Options for Reforming the Financial System
Shann Turnbull
The IUP Journal of Governance and Public Policy, 2011, vol. VI, issue 3, 7-34
Abstract:
The paper presents four non-exclusive options for reforming the economy and the financial system. Three options reintroduce cost-carrying money as supported by Gesell1, Fisher2 and Keynes3, but in electronic form. One variant is a government issue redeemable into official money as proposed by the US Bankhead-Pettengill Bill of 1933. A second option is to allow private issues redeemable into official money as occurred during the Great Depression.
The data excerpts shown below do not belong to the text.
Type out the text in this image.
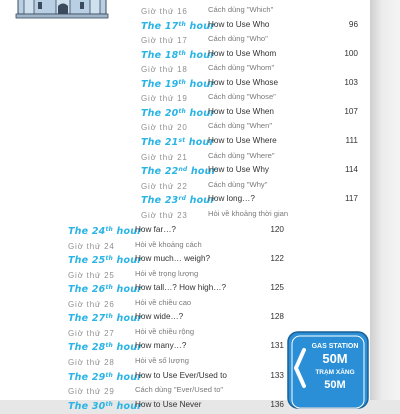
Giờ thứ 16	Cách dùng "Which"
The 17th hour
How to Use Who	96
Giờ thứ 17	Cách dùng "Who"
The 18th hour
How to Use Whom	100
Giờ thứ 18	Cách dùng "Whom"
The 19th hour
How to Use Whose	103
Giờ thứ 19	Cách dùng "Whose"
The 20th hour
How to Use When	107
Giờ thứ 20	Cách dùng "When"
The 21st hour
How to Use Where	111
Giờ thứ 21	Cách dùng "Where"
The 22nd hour
How to Use Why	114
Giờ thứ 22	Cách dùng "Why"
The 23rd hour
How long…?	117
Giờ thứ 23	Hỏi về khoảng thời gian
The 24th hour
How far…?	120
Giờ thứ 24	Hỏi về khoảng cách
The 25th hour
How much… weigh?	122
Giờ thứ 25	Hỏi về trọng lượng
The 26th hour
How tall…? How high…?	125
Giờ thứ 26	Hỏi về chiều cao
The 27th hour
How wide…?	128
Giờ thứ 27	Hỏi về chiều rộng
The 28th hour
How many…?	131
Giờ thứ 28	Hỏi về số lượng
The 29th hour
How to Use Ever/Used to	133
Giờ thứ 29	Cách dùng "Ever/Used to"
The 30th hour
How to Use Never	136
GAS STATION
50M
TRẠM XĂNG
50M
The third option involves private issues convertible into specified commodities as occurred in Europe in the 1920s. The redemption of a currency into kilo-Watt-hours (kWh) of electricity generated from renewable resources provides a way to create “green” dollars with a stable unit of local value. Green cost-carrying money could make renewable energy cheaper than burning carbon. The fourth option involves using existing fiat money to reduce: (i) the cost of seigniorage; (ii) interest on government debt; (iii) size of organisations considered too big to fail; (iv) tax incentives to favour equity rather than debt; (v) the different types of risks accepted by financial institutions; and (vi) ability of banks and “shadow” banks to create credit to finance derivatives many times greater than the GDP of the global economy.